私も昔はもっともっと自分のことを見れていなかったけれど、自分自身にフォーカスする時間をここ10年ほど無意識に増やしていった気がします。こんなふうに人に話せるようになったのはここ1.2年でパリと日本を行き来するようになってから、自分のことを俯瞰して考える時間が増えたというのも大きいと思います。

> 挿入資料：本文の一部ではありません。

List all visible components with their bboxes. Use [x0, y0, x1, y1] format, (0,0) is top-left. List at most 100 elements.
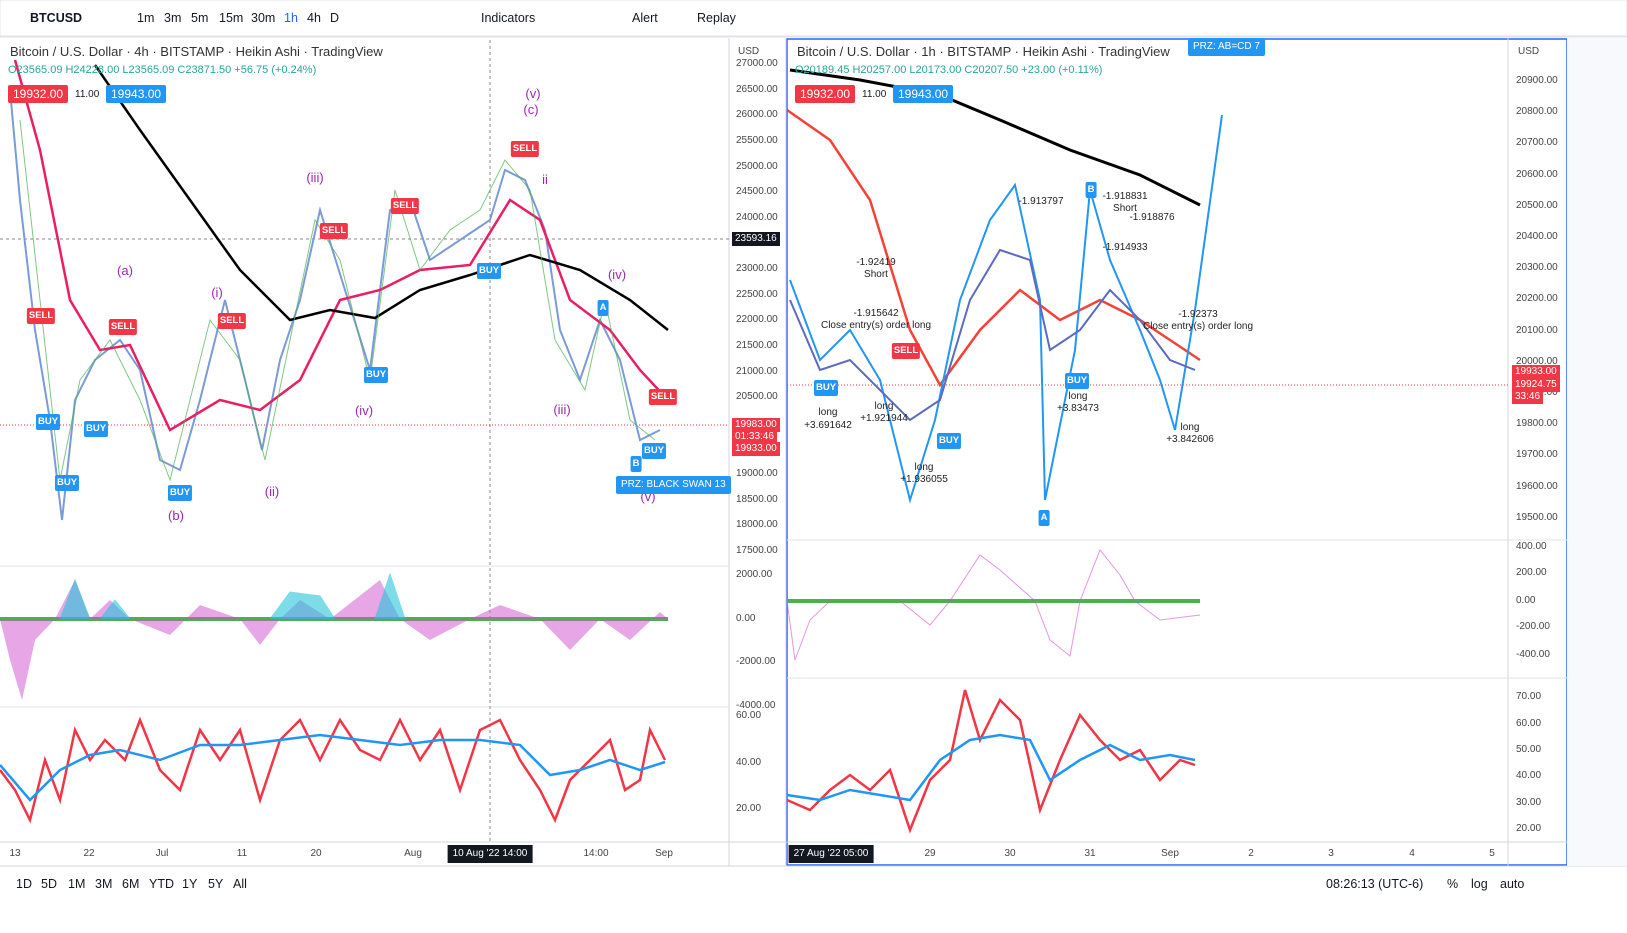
interval-button[interactable]: 4h — [307, 11, 321, 25]
price-axis-label: 20900.00 — [1516, 75, 1558, 86]
signal-label: BUY — [1064, 373, 1090, 389]
wave-label: (v) — [525, 86, 541, 101]
strategy-note: long — [914, 462, 934, 473]
price-tag: 19933.00 — [1512, 365, 1560, 379]
interval-button[interactable]: 5m — [191, 11, 209, 25]
wave-label: (iv) — [607, 267, 627, 282]
prz-label: PRZ: AB=CD 7 — [1188, 38, 1265, 56]
oscillator-axis-label: 200.00 — [1516, 567, 1547, 578]
oscillator-axis-label: -200.00 — [1516, 621, 1550, 632]
strategy-note: -1.918876 — [1129, 212, 1175, 223]
time-axis-label: Jul — [155, 848, 169, 859]
signal-label: SELL — [648, 389, 678, 405]
range-button[interactable]: 5Y — [208, 877, 224, 891]
signal-label: SELL — [217, 313, 247, 329]
range-button[interactable]: 1M — [68, 877, 86, 891]
time-axis-label: 20 — [310, 848, 322, 859]
rsi-axis-label: 20.00 — [736, 803, 762, 814]
range-button[interactable]: YTD — [149, 877, 174, 891]
time-axis-label: 11 — [236, 848, 248, 859]
strategy-note: long — [1068, 391, 1088, 402]
alert-button[interactable]: Alert — [632, 11, 658, 25]
auto-toggle[interactable]: auto — [1500, 877, 1525, 891]
time-axis-label: 31 — [1084, 848, 1096, 859]
time-axis-label: 2 — [1248, 848, 1254, 859]
replay-button[interactable]: Replay — [697, 11, 736, 25]
range-button[interactable]: 3M — [95, 877, 113, 891]
time-axis-label: 14:00 — [583, 848, 609, 859]
strategy-note: +1.936055 — [900, 474, 948, 485]
time-axis-label: Aug — [404, 848, 422, 859]
interval-button[interactable]: 15m — [219, 11, 244, 25]
time-axis-label: 13 — [9, 848, 21, 859]
price-axis-label: 25000.00 — [736, 160, 778, 172]
crosshair-time: 10 Aug '22 14:00 — [447, 845, 533, 863]
range-button[interactable]: 1D — [16, 877, 32, 891]
signal-label: B — [1085, 182, 1097, 198]
indicators-button[interactable]: Indicators — [481, 11, 536, 25]
strategy-note: long — [874, 401, 894, 412]
price-tag: 01:33:46 — [732, 430, 777, 444]
signal-label: BUY — [813, 380, 839, 396]
signal-label: SELL — [390, 198, 420, 214]
interval-button[interactable]: D — [330, 11, 340, 25]
range-button[interactable]: All — [233, 877, 247, 891]
strategy-note: Close entry(s) order long — [1142, 321, 1254, 332]
interval-button[interactable]: 30m — [251, 11, 276, 25]
price-axis-label: 20600.00 — [1516, 168, 1558, 180]
price-axis-label: 19000.00 — [736, 468, 778, 480]
price-axis-label: 24500.00 — [736, 186, 778, 198]
signal-label: SELL — [891, 343, 921, 359]
price-axis-label: 18500.00 — [736, 493, 778, 505]
strategy-note: long — [818, 407, 838, 418]
signal-label: BUY — [54, 475, 80, 491]
price-axis-label: 20200.00 — [1516, 293, 1558, 305]
strategy-note: +3.842606 — [1166, 434, 1214, 445]
range-button[interactable]: 1Y — [182, 877, 198, 891]
price-axis-label: 22000.00 — [736, 314, 778, 326]
price-axis-label: 19800.00 — [1516, 418, 1558, 430]
signal-label: BUY — [641, 443, 667, 459]
active-pane-border — [786, 38, 1568, 866]
sell-button[interactable]: 19932.00 — [795, 85, 856, 103]
price-axis-label: 20700.00 — [1516, 137, 1558, 149]
clock: 08:26:13 (UTC-6) — [1326, 877, 1424, 891]
price-axis-label: 20300.00 — [1516, 262, 1558, 274]
buy-button[interactable]: 19943.00 — [106, 85, 167, 103]
log-toggle[interactable]: log — [1471, 877, 1488, 891]
rsi-axis-label: 30.00 — [1516, 797, 1542, 808]
buy-button[interactable]: 19943.00 — [893, 85, 954, 103]
percent-toggle[interactable]: % — [1447, 877, 1459, 891]
signal-label: SELL — [510, 141, 540, 157]
time-axis-label: Sep — [1161, 848, 1179, 859]
strategy-note: -1.918831 — [1102, 191, 1148, 202]
spread: 11.00 — [862, 89, 887, 100]
range-button[interactable]: 6M — [122, 877, 140, 891]
price-tag: 19924.75 — [1512, 378, 1560, 392]
price-axis-label: 21500.00 — [736, 339, 778, 351]
time-axis-label: Sep — [655, 848, 673, 859]
price-axis-label: 18000.00 — [736, 519, 778, 531]
rsi-axis-label: 60.00 — [1516, 718, 1542, 729]
range-button[interactable]: 5D — [41, 877, 57, 891]
signal-label: A — [597, 300, 609, 316]
rsi-axis-label: 50.00 — [1516, 744, 1542, 755]
wave-label: (a) — [117, 263, 133, 278]
rsi-axis-label: 40.00 — [1516, 770, 1542, 781]
time-axis-label: 22 — [83, 848, 95, 859]
wave-label: (b) — [168, 508, 184, 523]
signal-label: BUY — [936, 433, 962, 449]
sell-button[interactable]: 19932.00 — [8, 85, 69, 103]
wave-label: (i) — [211, 285, 223, 300]
strategy-note: Close entry(s) order long — [820, 320, 932, 331]
price-axis-label: 20800.00 — [1516, 106, 1558, 118]
price-tag: 19933.00 — [732, 442, 780, 456]
interval-button[interactable]: 1m — [137, 11, 155, 25]
oscillator-axis-label: -2000.00 — [736, 656, 776, 667]
symbol[interactable]: BTCUSD — [30, 11, 83, 25]
ohlc-values: O23565.09 H24228.00 L23565.09 C23871.50 … — [8, 64, 317, 76]
interval-button[interactable]: 1h — [284, 11, 298, 25]
interval-button[interactable]: 3m — [164, 11, 182, 25]
signal-label: BUY — [363, 367, 389, 383]
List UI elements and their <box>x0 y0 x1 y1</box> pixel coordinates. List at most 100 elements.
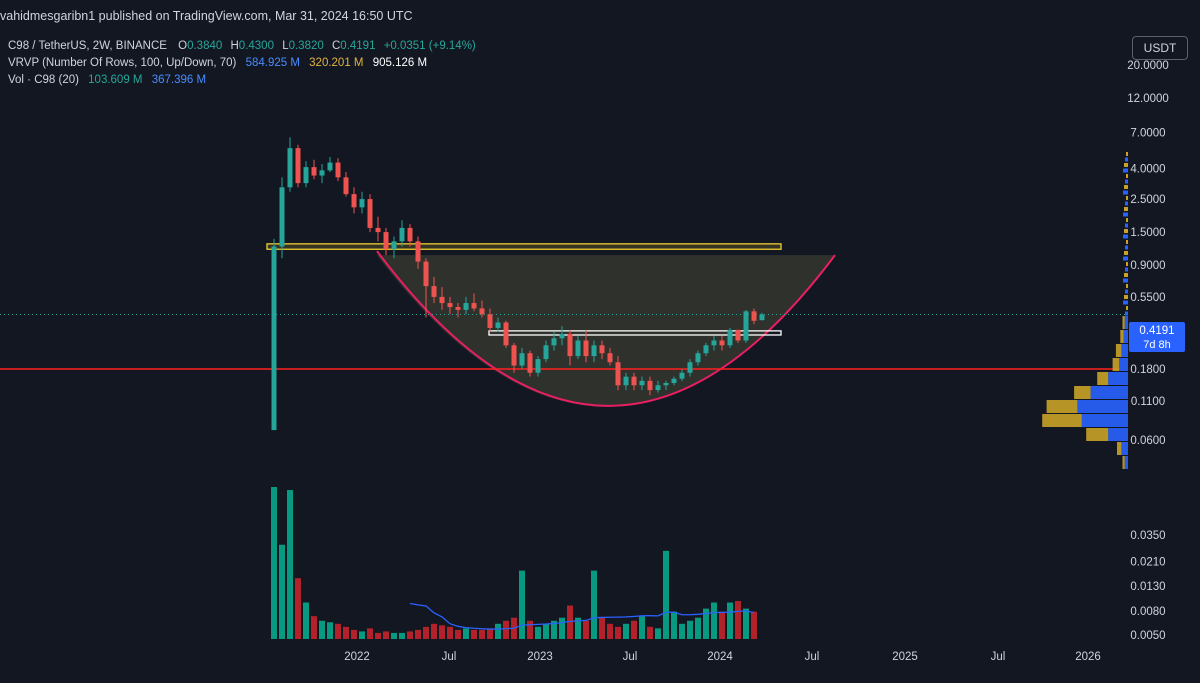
volume-bar <box>271 487 277 639</box>
volume-bar <box>623 623 629 639</box>
candle-body <box>631 376 637 386</box>
candle-body <box>455 307 461 310</box>
volume-bar <box>503 620 509 639</box>
volume-bar <box>519 570 525 639</box>
legend-row-vrvp[interactable]: VRVP (Number Of Rows, 100, Up/Down, 70) … <box>8 55 476 72</box>
candle-body <box>535 359 541 373</box>
candle-body <box>447 303 453 308</box>
time-axis-label: 2023 <box>527 651 553 663</box>
vrvp-up-bar <box>1124 456 1128 469</box>
candle-body <box>479 308 485 315</box>
volume-bar <box>407 631 413 639</box>
candle-body <box>599 345 605 354</box>
axes: 20.0000 12.0000 7.0000 4.0000 2.5000 1.5000 0.… <box>344 60 1169 663</box>
volume-bar <box>735 601 741 639</box>
volume-bar <box>559 617 565 639</box>
candle-body <box>575 340 581 357</box>
legend-row-volume[interactable]: Vol · C98 (20) 103.609 M 367.396 M <box>8 72 476 89</box>
price-axis-label: 0.0210 <box>1130 556 1165 568</box>
volume-bar <box>535 626 541 639</box>
candle-body <box>463 303 469 310</box>
candle-body <box>439 296 445 304</box>
candle-body <box>367 199 373 228</box>
vrvp-thin-bar <box>1125 267 1128 272</box>
price-axis-label: 7.0000 <box>1130 128 1165 140</box>
price-axis-label: 20.0000 <box>1127 60 1169 72</box>
price-tag-price: 0.4191 <box>1139 325 1174 337</box>
symbol-label: C98 / TetherUS, 2W, BINANCE <box>8 40 167 52</box>
change-value: +0.0351 (+9.14%) <box>383 40 476 52</box>
price-axis-label: 1.5000 <box>1130 227 1165 239</box>
volume-bar <box>663 550 669 639</box>
candle-body <box>295 148 301 184</box>
candle-body <box>303 167 309 184</box>
vrvp-down-value: 320.201 M <box>309 57 364 69</box>
volume-bar <box>647 626 653 639</box>
volume-bar <box>671 611 677 639</box>
candle-body <box>503 322 509 346</box>
time-axis-label: 2026 <box>1075 651 1101 663</box>
vol-label: Vol · C98 (20) <box>8 74 79 86</box>
time-axis-label: Jul <box>623 651 638 663</box>
candle-body <box>383 232 389 250</box>
vrvp-up-bar <box>1123 330 1128 343</box>
vrvp-thin-bar <box>1125 157 1128 162</box>
vrvp-thin-bar <box>1126 174 1128 178</box>
high-value: 0.4300 <box>238 40 274 52</box>
volume-bar <box>615 626 621 639</box>
price-axis-label: 0.0050 <box>1130 630 1165 642</box>
price-tag: 0.4191 7d 8h <box>1129 322 1185 352</box>
price-axis-label: 0.1100 <box>1131 396 1165 408</box>
candle-body <box>567 333 573 357</box>
volume-bar <box>423 626 429 639</box>
vrvp-down-bar <box>1046 400 1078 413</box>
vrvp-down-bar <box>1122 456 1125 469</box>
volume-bar <box>655 628 661 639</box>
vrvp-thin-bar <box>1125 311 1128 316</box>
vrvp-label: VRVP (Number Of Rows, 100, Up/Down, 70) <box>8 57 237 69</box>
volume-bar <box>479 629 485 639</box>
volume-bar <box>463 628 469 639</box>
candle-body <box>687 362 693 373</box>
volume-bar <box>287 490 293 639</box>
candle-body <box>703 345 709 354</box>
candle-body <box>735 329 741 341</box>
candle-body <box>495 322 501 328</box>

悩むことも落ち込むことも、時にはもちろんあるけれど、その度に救ってくれる大切な友人たちも気づけば沢山まわりにいてくれて、本当に大切に思うし、感謝の気持ちをたくさん伝えるようにしています。

色々な考え方の人がいるので、自分の選択することに対して時には否定的な意見を受け止めることもあるかもしれません。だけど、自分のことを決めていくのは自分。経験をしないかぎりわからないことだって沢山あるはずなので、失敗や傷つく経験は豊かさや優しさの材料にいつか変わるかなと。『あなたがいい』と思ってくれる方との出会いを、見つけていってもらえたらと思います。

-色々なお話ありがとうございます!最後にこれからのいわささんのやりたいことなどありますか?

いわさ:自分の中のテーマのひとつに「女の子の味方」になるような発信をしたいなと思っています。たとえ得意でなくても好きな人に何か作ってあげたい、とかそういった純粋な気持ちに寄り添える存在になりたいです。

たとえば料理の盛りつけやケーキのデコレーションやラッピングだって、上手かどうかよりも自分なりにかわいくできた!って思えたら、それを自信にしてほしいし、嬉しいなかわいいな、楽しいなっておもえるかどうかを一番大事にしてほしいなと。

暮らしの彩りかただって難しい知識やお金がかかることではなく、ワインの空きボトルに花を一輪さすだけとかで部屋も気持ちも明るくなると思うんですよね。そのくらいちょっとしたことでご機嫌になれるような、女の子たちが真似しやすいような食や暮らしの提案ができていけるといいなと思います。